An FBI agent and a reclusive psychic team up in an effort to hunt down a serial killer in this supernatural thriller. As the case progresses, the psychic becomes more important to the case than he knows.

What we thought:

It’s sad to see good actors land up in a film they seem to have so little regard for. Solace started out with an interesting idea, but unfortunately inexperienced director Afonso Poyart did not know what to do with the talented cast that was given to him.

A grieving psychic (Anthony Hopkins) is pulled into an FBI investigation where a serial killer (Colin Farrell) targets seemingly random people.

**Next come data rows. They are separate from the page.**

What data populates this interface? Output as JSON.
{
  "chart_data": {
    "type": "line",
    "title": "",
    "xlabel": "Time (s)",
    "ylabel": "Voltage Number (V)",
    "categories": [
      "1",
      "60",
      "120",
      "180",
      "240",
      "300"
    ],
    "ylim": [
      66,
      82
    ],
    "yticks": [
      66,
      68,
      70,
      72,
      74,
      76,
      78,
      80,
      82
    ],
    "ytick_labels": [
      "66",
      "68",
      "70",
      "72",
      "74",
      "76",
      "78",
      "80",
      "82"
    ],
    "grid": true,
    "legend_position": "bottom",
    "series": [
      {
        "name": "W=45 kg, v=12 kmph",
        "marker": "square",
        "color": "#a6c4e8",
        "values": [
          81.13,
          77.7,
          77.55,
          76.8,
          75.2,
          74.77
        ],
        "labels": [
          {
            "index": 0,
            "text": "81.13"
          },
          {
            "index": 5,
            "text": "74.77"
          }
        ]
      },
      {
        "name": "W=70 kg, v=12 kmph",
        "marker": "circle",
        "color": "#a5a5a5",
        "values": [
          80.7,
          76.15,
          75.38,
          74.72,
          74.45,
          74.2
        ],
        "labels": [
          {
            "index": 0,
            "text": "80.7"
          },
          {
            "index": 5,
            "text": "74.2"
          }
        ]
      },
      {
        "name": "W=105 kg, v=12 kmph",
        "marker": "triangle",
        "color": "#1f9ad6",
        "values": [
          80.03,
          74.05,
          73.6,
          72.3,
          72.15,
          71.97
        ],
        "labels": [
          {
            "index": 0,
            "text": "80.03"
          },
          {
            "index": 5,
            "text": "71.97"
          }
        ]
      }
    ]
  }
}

Leaving no trace or indication of motive, the killer is leaps ahead of the investigators, leaving behind impossible clues that lead to an elaborate game of cat-and-mouse. 

Interestingly, this film was originally written as a sequel to the cult classic Se7en, attempting to replicate the intrigue, elaborate crime scenes and moral debate of a superb film. However, that would-be intrigue was lost on predictable twists and clumsy writing, forcing the development of the plot onto the characters instead of letting it flow naturally. 

The idea of the script was probably what got big names like Hopkins and Farrell on board, but they failed to throw themselves into their roles. Hopkins appeared to be bored throughout most of Solace and struggled to stay connected to the other cast members. The lack of chemistry was deafening and this is a result of a director that was way out of his depth.  Farrell seemed to be doing his own thing, elevating himself above his role and also losing connection with the plot. He needed a strong guiding hand, and Poyart was not up to the task.

The big reveal of the killer’s motivation and how it ties to the psychic was also awkwardly executed, turning its lead into a hypocrite and the killer into a saint. In the right hands, this could have been a riveting turn of events on par with Se7en, but it fell so flat that the audience is left with indifference for the film as a whole.

The film tried to be more than a serial killer movie, asserting moral quandaries about suffering and mercy on the unsuspecting audience, but all the philosophising did was mask the film in a pretentious layer of the director’s ego, like a second year Philosophy student who believes he knows the answers to the universe. Like that student, it becomes annoying fast.

Solace is an unremarkable film that fell foul of inexperience and disinterest, and one should always be weary of films that make it to our shores months after its release in the US. This film is destined for the discount rack at the DVD rental store.